The role of reticulation in the rapid diversification of organisms is attracting greater attention in evolutionary biology. However, no empirical study has yet indicated how introgression across the genome may have altered the genetic composition of recipient taxa and increased their divergence within a species complex during the course of its evolution.
Researchers from Xishuangbanna Tropical Botanical Garden (XTBG) and Sichuan University used the Picea likiangensis species complex of spruce taxa as a system for testing if evolutionary divergence within this complex followed a reticulate or tree‐like pattern. They also wanted to clarify the role of introgression in promoting differentiation between diverging taxa.
The researchers used population genomic analysis combined with tests of different evolutionary scenarios using coalescent simulations.
The results showed that the Picea likiangensis complex, comprising three varieties of P. likiangensis (vars. likiangensis, linzhiensis, and rubescens) and one variey of P. brachytyla (var. complanata), originated rapidly at the end of the Pliocene and beginning of the Pleistocene.
The four taxa came into secondary contact during the mid‐Pleistocene and that their divergence, thereafter, has been influenced by hybridization and gene exchange.
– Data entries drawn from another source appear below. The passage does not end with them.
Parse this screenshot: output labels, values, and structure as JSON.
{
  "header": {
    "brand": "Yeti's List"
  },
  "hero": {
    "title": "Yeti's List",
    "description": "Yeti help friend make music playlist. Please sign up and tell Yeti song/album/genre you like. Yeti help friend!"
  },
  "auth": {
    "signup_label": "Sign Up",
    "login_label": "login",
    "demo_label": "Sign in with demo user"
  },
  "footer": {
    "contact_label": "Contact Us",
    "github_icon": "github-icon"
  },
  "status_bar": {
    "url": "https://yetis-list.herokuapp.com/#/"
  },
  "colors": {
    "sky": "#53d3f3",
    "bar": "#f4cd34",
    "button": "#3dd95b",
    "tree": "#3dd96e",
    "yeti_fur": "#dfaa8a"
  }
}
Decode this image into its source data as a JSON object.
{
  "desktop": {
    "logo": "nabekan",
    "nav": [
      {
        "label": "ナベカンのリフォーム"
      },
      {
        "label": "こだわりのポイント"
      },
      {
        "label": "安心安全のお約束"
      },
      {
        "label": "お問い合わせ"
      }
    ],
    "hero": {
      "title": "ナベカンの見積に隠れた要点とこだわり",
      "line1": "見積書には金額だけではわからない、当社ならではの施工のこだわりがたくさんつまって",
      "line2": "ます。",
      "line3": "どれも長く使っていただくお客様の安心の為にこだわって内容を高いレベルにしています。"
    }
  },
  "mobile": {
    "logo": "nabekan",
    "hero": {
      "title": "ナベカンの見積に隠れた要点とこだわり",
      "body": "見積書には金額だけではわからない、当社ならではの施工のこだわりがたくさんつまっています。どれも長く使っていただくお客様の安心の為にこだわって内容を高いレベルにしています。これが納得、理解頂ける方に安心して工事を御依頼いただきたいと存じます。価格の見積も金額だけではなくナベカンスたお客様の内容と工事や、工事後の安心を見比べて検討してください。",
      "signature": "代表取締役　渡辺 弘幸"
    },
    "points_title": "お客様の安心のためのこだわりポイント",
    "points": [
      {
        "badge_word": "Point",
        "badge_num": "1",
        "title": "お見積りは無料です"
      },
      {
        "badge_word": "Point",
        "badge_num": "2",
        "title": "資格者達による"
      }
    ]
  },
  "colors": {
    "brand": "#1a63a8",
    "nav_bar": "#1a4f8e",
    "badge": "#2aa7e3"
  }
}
Some introgressed alleles reached high frequencies in certain taxon pairs (vars. complanata and likiangensis, and vars. rubescensand linzhiensis, respectively) causing both taxa of such pairs to show increased divergence when compared with other taxa of the complex in which the same alleles were at low frequency or absent.
“Our analysis has provided a deeper understanding of the reticulate relationships among the four taxa comprising the P. likiangensis complex, and how reticulate evolution within the complex may have been affected by climatic oscillations and geological changes that occurred in the Hengduan and Himalayan regions during the Pleistocene” said Dr. Sun Yongshuai, first author of the study.